Lead-off track ‘Scissor Runner’ makes light of childhood warnings about never running with sharp objects, while acknowledging the appeal that “dangerous” suitors have over our hearts, and how sometimes we just fall for those that are willing to take hazardous risks. The breakdown at the end of the track is (perhaps intentionally) reminiscent of ‘It’s The End Of The World As We Know It,’ and brings the song to a stirring close. ‘My Pet Snakes’ is built on a bouncy back-beat and Lewis’ soaring, effortless vocals, as well as the witty lyrical interplay between the two singers, which comes across as effortless and natural throughout the entire album.

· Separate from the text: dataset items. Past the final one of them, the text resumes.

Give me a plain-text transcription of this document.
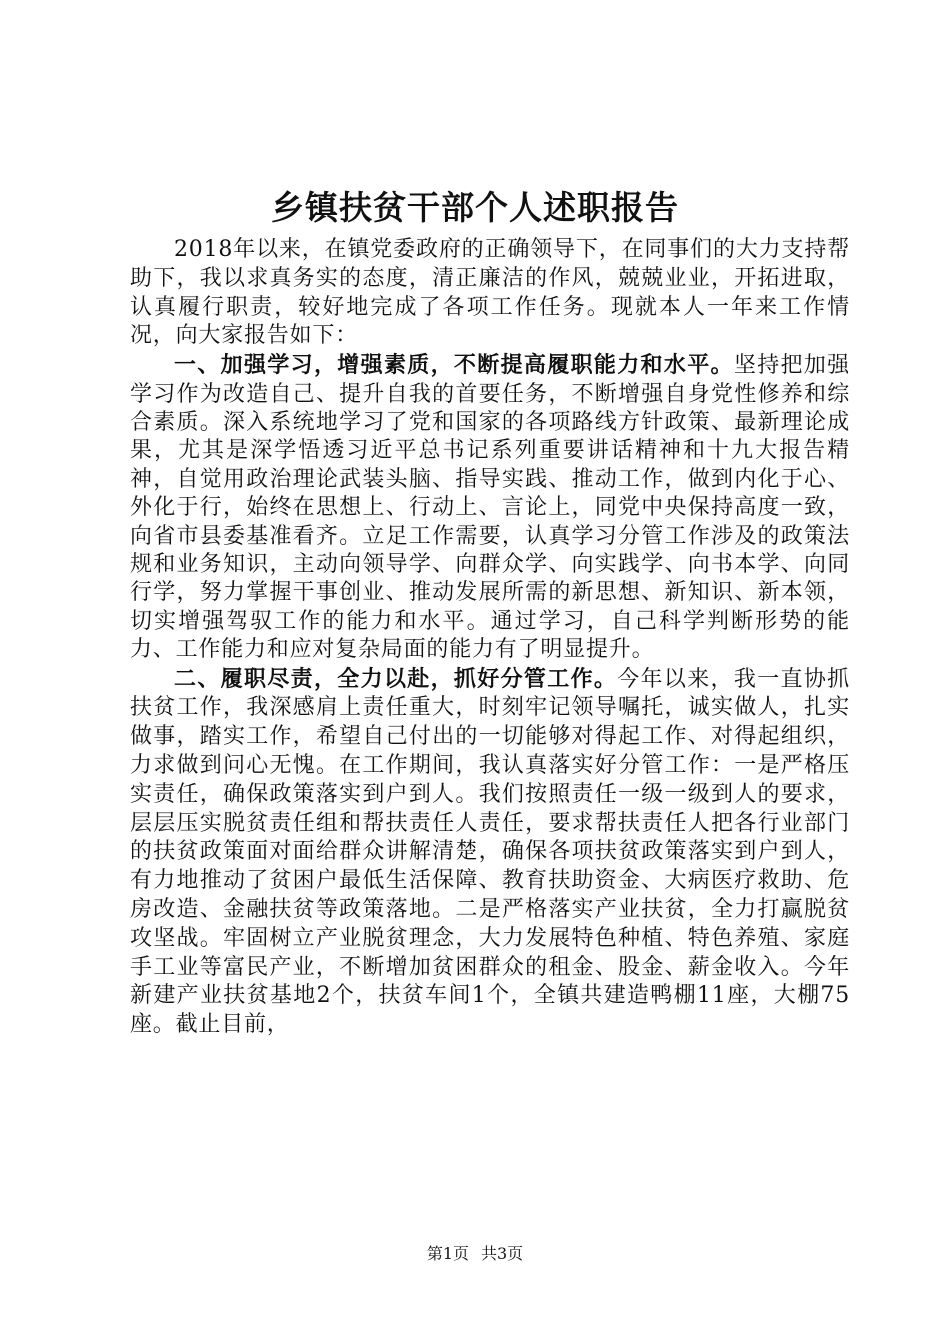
乡镇扶贫干部个人述职报告

2018年以来，在镇党委政府的正确领导下，在同事们的大力支持帮助下，我以求真务实的态度，清正廉洁的作风，兢兢业业，开拓进取，认真履行职责，较好地完成了各项工作任务。现就本人一年来工作情况，向大家报告如下：

一、加强学习，增强素质，不断提高履职能力和水平。坚持把加强学习作为改造自己、提升自我的首要任务，不断增强自身党性修养和综合素质。深入系统地学习了党和国家的各项路线方针政策、最新理论成果，尤其是深学悟透习近平总书记系列重要讲话精神和十九大报告精神，自觉用政治理论武装头脑、指导实践、推动工作，做到内化于心、外化于行，始终在思想上、行动上、言论上，同党中央保持高度一致，向省市县委基准看齐。立足工作需要，认真学习分管工作涉及的政策法规和业务知识，主动向领导学、向群众学、向实践学、向书本学、向同行学，努力掌握干事创业、推动发展所需的新思想、新知识、新本领，切实增强驾驭工作的能力和水平。通过学习，自己科学判断形势的能力、工作能力和应对复杂局面的能力有了明显提升。

二、履职尽责，全力以赴，抓好分管工作。今年以来，我一直协抓扶贫工作，我深感肩上责任重大，时刻牢记领导嘱托，诚实做人，扎实做事，踏实工作，希望自己付出的一切能够对得起工作、对得起组织，力求做到问心无愧。在工作期间，我认真落实好分管工作：一是严格压实责任，确保政策落实到户到人。我们按照责任一级一级到人的要求，层层压实脱贫责任组和帮扶责任人责任，要求帮扶责任人把各行业部门的扶贫政策面对面给群众讲解清楚，确保各项扶贫政策落实到户到人，有力地推动了贫困户最低生活保障、教育扶助资金、大病医疗救助、危房改造、金融扶贫等政策落地。二是严格落实产业扶贫，全力打赢脱贫攻坚战。牢固树立产业脱贫理念，大力发展特色种植、特色养殖、家庭手工业等富民产业，不断增加贫困群众的租金、股金、薪金收入。今年新建产业扶贫基地2个，扶贫车间1个，全镇共建造鸭棚11座，大棚75座。截止目前，

第1页 共3页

‘Switchblade’ and ‘Big Wave’ are the triumphant pinnacles to the record, simply brimming with the subtle allure of languid Americana and one of the year’s richest, most indelible melodies, respectively. It’s the latter tune that clearly epitomizes why this collaboration is a success, with a dynamic rhythm accompanying Rice’s insistent guitar riff, which perfectly accentuates Lewis’ honeyed vocals and underlying charm. They are, indeed, having fun now, which carries through the best moments of this release.
The missteps, when they come, are due to the songs getting bogged down by weightier topics than they are crafted to handle, with ‘Animal’ and ‘Slavedriver’ sounding awkward and tendentious due to their rather sober subject matter. On an album as pleasant and promising as this one, these songs just don’t seem to fit, and ruin the overall flow of the record. But the tongue-in-cheek absurdity of ‘New Yorker Cartoon’ and ‘Committed’ save the second half of the album from falling victim to any type of bloated self-seriousness, as the duo returns to the relaxed jocularity that works so well for them.
I’m Having Fun Now isn’t so much a documentation of the inner-workings of Lewis and Rice’s blossoming romance, but more of an insight into how the unique, expressive qualities that surely drew the two of them together mesh so harmoniously when they join creative forces. And as long as Jenny and Johnny keep things this ebullient and easy, the honeymoon period never has to come to an end.